All leaves are removed, until all that's left is the centre of the bud, which contains the growing point. The harvested growing points are cleaned as thoroughly as possible, to reduce the chances on diseases, fungi and other infections. Afterwards, they are placed in a sterile breeding cell, in a jelly like growing medium, that contains a cocktail of hormones, that induces rapid growth and sprouting. The process of photosynthesis is kept going and speeded up by artificial light.
It takes the original growing tip about 7 weeks to become a bundle of mini buds. bundle is divided again, and every mini bud is placed in a breeding cell, to grow into another small bundle. This process is repeated until the desired number of plants is reached.
The rooting stage
When coming out of the propagation stage, the little plants barely have roots. They are placed in a growing medium that induces the rapid growth of a root system. This takes another 7 weeks, after which the process of tissue culture is ended.
The young plants still are very tiny and fragile; they are placed in a real soil (or peat) based potting mixture for the first time, and get the chance to slowly harden off.

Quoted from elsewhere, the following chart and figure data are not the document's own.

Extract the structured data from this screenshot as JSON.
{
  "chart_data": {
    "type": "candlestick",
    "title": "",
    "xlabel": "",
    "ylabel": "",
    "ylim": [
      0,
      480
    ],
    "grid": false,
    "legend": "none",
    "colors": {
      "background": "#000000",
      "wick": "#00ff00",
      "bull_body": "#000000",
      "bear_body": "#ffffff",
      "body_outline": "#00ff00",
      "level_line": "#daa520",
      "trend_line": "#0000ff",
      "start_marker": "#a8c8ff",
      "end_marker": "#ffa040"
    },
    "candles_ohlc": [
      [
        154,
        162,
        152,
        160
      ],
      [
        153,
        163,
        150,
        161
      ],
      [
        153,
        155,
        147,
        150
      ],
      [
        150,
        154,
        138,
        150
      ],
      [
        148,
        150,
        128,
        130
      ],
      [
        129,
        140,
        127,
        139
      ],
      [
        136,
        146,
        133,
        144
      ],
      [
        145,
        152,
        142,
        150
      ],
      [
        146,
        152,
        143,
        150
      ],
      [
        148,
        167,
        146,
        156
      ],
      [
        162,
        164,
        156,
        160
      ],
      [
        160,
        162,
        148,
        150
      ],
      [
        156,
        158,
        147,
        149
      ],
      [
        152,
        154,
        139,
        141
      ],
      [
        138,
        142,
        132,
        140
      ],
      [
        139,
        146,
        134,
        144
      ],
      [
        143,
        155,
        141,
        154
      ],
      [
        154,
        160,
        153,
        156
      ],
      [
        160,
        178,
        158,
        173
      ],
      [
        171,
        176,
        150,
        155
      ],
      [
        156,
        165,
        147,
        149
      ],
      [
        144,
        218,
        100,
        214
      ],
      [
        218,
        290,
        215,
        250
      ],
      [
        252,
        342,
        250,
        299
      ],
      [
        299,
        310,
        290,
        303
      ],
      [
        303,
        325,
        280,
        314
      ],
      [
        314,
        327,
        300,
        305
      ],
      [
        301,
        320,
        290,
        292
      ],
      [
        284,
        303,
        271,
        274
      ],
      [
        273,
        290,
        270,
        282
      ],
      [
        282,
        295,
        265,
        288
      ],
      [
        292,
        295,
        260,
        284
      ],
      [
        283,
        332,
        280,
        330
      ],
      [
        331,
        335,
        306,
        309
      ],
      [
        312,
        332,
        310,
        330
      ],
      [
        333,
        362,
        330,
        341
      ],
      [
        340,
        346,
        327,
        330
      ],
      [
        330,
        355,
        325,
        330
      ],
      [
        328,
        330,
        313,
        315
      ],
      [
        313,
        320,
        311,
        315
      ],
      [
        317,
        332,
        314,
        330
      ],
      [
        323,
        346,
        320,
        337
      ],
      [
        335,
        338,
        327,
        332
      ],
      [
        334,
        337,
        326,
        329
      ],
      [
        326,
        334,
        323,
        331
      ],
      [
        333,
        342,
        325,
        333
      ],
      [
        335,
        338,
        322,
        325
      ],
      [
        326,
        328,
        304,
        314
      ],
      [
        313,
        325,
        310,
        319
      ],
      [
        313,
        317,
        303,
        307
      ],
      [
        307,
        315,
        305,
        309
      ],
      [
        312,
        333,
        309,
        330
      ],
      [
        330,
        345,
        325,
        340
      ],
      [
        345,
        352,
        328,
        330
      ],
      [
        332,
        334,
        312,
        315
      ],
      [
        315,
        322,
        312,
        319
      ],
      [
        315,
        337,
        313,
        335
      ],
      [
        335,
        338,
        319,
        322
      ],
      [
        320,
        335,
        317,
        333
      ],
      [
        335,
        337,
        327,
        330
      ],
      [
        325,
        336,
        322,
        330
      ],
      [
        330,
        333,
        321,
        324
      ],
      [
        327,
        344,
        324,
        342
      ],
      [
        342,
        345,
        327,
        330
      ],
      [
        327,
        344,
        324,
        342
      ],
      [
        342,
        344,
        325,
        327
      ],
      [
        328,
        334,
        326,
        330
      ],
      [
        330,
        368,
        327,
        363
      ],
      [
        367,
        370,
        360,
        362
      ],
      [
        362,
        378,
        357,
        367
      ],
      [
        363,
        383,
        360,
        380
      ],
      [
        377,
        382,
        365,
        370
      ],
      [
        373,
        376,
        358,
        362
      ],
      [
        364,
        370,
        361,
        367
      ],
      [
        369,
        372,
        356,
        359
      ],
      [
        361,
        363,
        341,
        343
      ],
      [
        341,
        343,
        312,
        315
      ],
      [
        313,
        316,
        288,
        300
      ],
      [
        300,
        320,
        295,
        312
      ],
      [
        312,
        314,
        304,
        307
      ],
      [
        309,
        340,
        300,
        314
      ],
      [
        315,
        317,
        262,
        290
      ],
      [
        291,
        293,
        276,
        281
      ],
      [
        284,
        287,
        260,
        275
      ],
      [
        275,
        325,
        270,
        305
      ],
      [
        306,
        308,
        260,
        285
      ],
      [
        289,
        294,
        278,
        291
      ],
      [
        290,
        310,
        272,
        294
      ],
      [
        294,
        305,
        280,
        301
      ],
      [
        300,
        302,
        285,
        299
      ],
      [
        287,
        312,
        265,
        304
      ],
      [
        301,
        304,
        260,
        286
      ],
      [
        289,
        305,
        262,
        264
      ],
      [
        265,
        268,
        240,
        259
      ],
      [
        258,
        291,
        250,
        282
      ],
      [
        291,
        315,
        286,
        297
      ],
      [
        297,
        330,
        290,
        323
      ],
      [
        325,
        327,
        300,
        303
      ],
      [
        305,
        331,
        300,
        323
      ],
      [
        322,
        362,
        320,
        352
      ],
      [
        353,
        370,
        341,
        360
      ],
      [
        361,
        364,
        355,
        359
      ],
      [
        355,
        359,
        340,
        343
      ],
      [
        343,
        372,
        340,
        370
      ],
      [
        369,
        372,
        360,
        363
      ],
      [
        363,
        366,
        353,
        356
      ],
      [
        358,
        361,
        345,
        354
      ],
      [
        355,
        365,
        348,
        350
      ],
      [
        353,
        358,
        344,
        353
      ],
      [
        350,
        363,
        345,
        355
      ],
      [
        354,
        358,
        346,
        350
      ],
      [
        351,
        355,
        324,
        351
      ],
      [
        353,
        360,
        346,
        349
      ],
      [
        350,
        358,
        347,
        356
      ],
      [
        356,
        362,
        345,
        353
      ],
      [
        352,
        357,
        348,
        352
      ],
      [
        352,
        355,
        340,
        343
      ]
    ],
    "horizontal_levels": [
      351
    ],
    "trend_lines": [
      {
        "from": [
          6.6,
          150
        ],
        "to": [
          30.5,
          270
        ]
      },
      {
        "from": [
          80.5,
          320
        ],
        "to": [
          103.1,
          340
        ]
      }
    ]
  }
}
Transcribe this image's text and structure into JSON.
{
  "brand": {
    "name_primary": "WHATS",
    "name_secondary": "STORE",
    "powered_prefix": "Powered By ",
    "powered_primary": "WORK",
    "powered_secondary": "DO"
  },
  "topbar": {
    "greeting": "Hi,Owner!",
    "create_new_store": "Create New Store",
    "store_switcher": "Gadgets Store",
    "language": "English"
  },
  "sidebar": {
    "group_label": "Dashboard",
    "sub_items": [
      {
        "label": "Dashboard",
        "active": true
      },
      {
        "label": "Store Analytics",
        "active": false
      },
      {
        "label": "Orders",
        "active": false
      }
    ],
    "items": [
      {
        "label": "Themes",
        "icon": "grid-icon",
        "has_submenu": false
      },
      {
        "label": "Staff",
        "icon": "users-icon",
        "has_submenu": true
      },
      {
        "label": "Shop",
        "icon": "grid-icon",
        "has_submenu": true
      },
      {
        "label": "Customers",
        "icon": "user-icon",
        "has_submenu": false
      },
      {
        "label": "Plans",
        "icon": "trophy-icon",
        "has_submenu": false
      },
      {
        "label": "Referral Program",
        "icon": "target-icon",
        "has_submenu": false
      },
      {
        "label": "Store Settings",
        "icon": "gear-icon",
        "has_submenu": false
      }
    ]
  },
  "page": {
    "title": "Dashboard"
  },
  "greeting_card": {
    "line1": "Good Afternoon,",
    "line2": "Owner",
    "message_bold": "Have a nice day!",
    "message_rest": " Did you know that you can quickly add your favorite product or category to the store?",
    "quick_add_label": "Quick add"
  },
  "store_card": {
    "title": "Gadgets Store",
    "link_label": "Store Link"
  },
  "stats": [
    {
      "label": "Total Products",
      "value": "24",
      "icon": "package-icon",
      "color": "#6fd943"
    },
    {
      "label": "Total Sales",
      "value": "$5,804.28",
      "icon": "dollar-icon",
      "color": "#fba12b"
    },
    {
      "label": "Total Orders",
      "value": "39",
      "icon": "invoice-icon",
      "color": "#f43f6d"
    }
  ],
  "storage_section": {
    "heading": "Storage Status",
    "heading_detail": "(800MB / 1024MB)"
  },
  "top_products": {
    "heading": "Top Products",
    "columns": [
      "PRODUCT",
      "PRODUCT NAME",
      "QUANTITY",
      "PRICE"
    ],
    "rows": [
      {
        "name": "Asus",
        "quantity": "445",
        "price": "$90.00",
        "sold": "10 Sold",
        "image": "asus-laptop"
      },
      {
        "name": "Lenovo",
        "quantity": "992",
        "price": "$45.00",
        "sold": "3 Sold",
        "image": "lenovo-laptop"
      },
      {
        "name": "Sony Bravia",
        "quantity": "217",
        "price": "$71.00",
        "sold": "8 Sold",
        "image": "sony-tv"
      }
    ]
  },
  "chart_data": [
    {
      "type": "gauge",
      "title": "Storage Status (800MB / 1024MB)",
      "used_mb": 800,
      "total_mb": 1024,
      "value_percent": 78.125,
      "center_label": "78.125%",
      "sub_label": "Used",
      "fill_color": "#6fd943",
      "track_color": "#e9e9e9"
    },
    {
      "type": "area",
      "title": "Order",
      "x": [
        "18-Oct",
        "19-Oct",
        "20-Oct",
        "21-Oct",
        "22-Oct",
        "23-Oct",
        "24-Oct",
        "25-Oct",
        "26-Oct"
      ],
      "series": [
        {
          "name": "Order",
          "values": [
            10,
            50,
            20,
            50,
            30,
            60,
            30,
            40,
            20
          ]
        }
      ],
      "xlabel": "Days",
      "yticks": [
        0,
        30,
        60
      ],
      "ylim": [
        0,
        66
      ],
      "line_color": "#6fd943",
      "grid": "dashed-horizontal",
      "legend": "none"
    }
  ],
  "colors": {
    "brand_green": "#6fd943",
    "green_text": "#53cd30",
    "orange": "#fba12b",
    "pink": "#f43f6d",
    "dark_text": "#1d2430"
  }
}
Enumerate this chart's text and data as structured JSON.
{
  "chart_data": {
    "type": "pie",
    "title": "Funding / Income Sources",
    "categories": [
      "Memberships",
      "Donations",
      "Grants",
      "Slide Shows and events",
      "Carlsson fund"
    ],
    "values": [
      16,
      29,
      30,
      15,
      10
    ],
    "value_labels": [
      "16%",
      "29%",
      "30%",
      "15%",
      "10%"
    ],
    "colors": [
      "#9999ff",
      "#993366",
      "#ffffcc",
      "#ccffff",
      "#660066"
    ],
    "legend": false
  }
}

After one, two are three years they are ready for sale as liners. All plants from the same base materials together form one production line, hence the name liner.
Advantages of tissue culture
- fast propagation on a large scale of new cultivars, resulting in lower prices for the hosta enthusiast;
- because the base material is healthy and almost free of pathogens, and the complete process is carried out as sterile as possible, the end product will be al healthy
- because hostas tend to produce mutations quite regularly, and because of the speeded up propagation process, tissue culture will quite frequently produce new sports. These can be the start of yet another exciting new cultivar.
Disadvantages of tissue culture
- with the old method of manual division, a plant had to be grown for a long period of time before there were enough of them for commercial purposes. This gave the opportunity to destroy poorly growing and inferior plants. Before a plant is propagated through tissue culture, it should be kept under evaluation for a couple of years. When this stage is left out, inferior plants can make it to the market.
- when a TC line is started from base material that carries diseases, viruses, etc. the market can be flooded with contaminated plants.
- before, during and after the TC process, all the plants of a line should be checked regularly and thoroughly on aberrant plants. If there are any plants that are nor 100 % like the mother plant, they should be removed without mercy. If this culling isn't carried out with the necessary rigidity, aberrant plants will turn up in collections, plants that are not true to their name.